I point. He eyes his own jowls and violently shakes his head like a dog that got wet, spraying Sadie and me in undigested rat bits. I grimace at Sadie and flick what I think was a front paw off her cheek.
“Sorry about that,” I say, wiping unknown wet off my own face. “Charge command works great, though.”
“I saw,” she says, staring at me, teeth gritting, not moving.
I swipe another meaty little chunk off her shoulder. I look from her small form to the bulk of Baco. “Let’s rock, squad. I think we’re ready to take on whatever this labyrinth holds for us. You feeling good about this? Because I’m feeling good about this. Let’s go find us an exit and move on out of this place. Surely nothing can stand in the way of this power trio.”
I reach to lower the volume on my phone to stop the music.

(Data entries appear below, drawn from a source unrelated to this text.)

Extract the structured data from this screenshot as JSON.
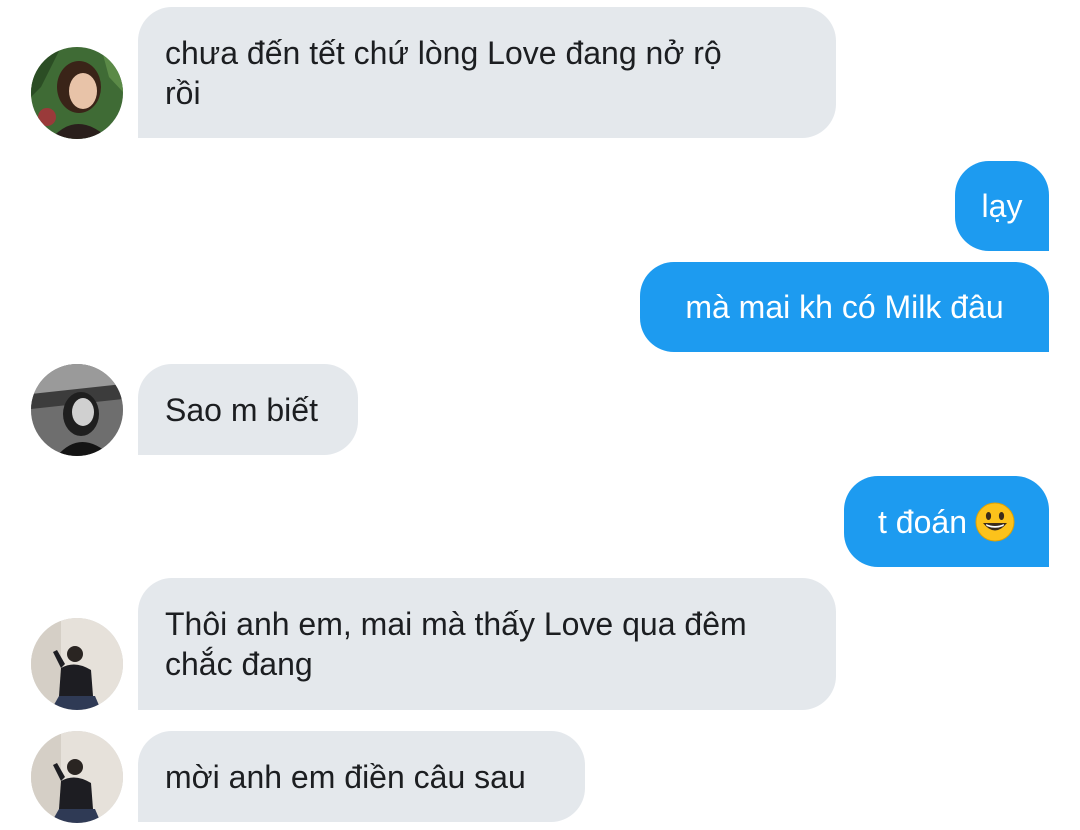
{
  "messages": [
    {
      "side": "in",
      "sender_avatar": "avatar-woman-plants",
      "lines": [
        "chưa đến tết chứ lòng Love đang nở rộ",
        "rồi"
      ]
    },
    {
      "side": "out",
      "text": "lạy"
    },
    {
      "side": "out",
      "text": "mà mai kh có Milk đâu"
    },
    {
      "side": "in",
      "sender_avatar": "avatar-woman-bw",
      "text": "Sao m biết"
    },
    {
      "side": "out",
      "text": "t đoán",
      "emoji": "smiling-face-icon"
    },
    {
      "side": "in",
      "sender_avatar": "avatar-man-seated",
      "lines": [
        "Thôi anh em, mai mà thấy Love qua đêm",
        "chắc đang"
      ]
    },
    {
      "side": "in",
      "sender_avatar": "avatar-man-seated",
      "text": "mời anh em điền câu sau"
    }
  ],
  "colors": {
    "incoming_bubble": "#e4e8ec",
    "outgoing_bubble": "#1d9bf0",
    "incoming_text": "#1c1e21",
    "outgoing_text": "#ffffff"
  }
}
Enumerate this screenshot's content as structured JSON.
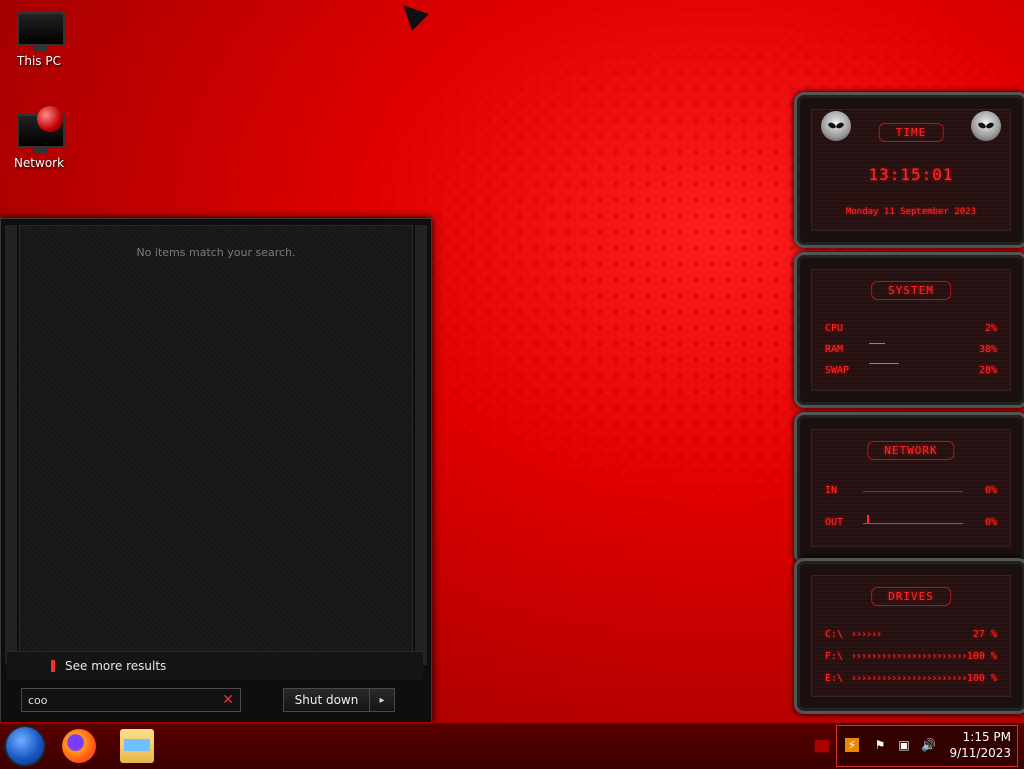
{
  "desktop": {
    "icons": [
      {
        "label": "This PC",
        "icon": "monitor-icon"
      },
      {
        "label": "Network",
        "icon": "network-icon"
      }
    ]
  },
  "start_menu": {
    "no_results": "No items match your search.",
    "see_more": "See more results",
    "search": {
      "value": "coo",
      "clear_icon": "close-icon"
    },
    "shutdown_label": "Shut down",
    "shutdown_arrow": "▸"
  },
  "gadgets": {
    "time": {
      "title": "TIME",
      "clock": "13:15:01",
      "date": "Monday 11 September 2023"
    },
    "system": {
      "title": "SYSTEM",
      "rows": [
        {
          "label": "CPU",
          "value": "2%"
        },
        {
          "label": "RAM",
          "value": "38%"
        },
        {
          "label": "SWAP",
          "value": "28%"
        }
      ]
    },
    "network": {
      "title": "NETWORK",
      "rows": [
        {
          "label": "IN",
          "value": "0%"
        },
        {
          "label": "OUT",
          "value": "0%"
        }
      ]
    },
    "drives": {
      "title": "DRIVES",
      "rows": [
        {
          "label": "C:\\",
          "value": "27 %"
        },
        {
          "label": "F:\\",
          "value": "100 %"
        },
        {
          "label": "E:\\",
          "value": "100 %"
        }
      ]
    }
  },
  "taskbar": {
    "time": "1:15 PM",
    "date": "9/11/2023"
  },
  "colors": {
    "accent": "#ff2a2a",
    "taskbar": "#3a0000",
    "start_menu_bg": "#0e0e0e"
  }
}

As soon as I touch my phone, I realize there’s no way that sound was coming from my non-functioning hardware. Was I hit on the head during the fight? There is some odd melody happening.
“Hear that?” I ask.
She nods, points, and heads up one of the side halls.
“Wait. Sadie?” She’s never walked in front of me. I thought she had a built-in follow command as well.
I give the ‘Heel’ command to Baco and head after her.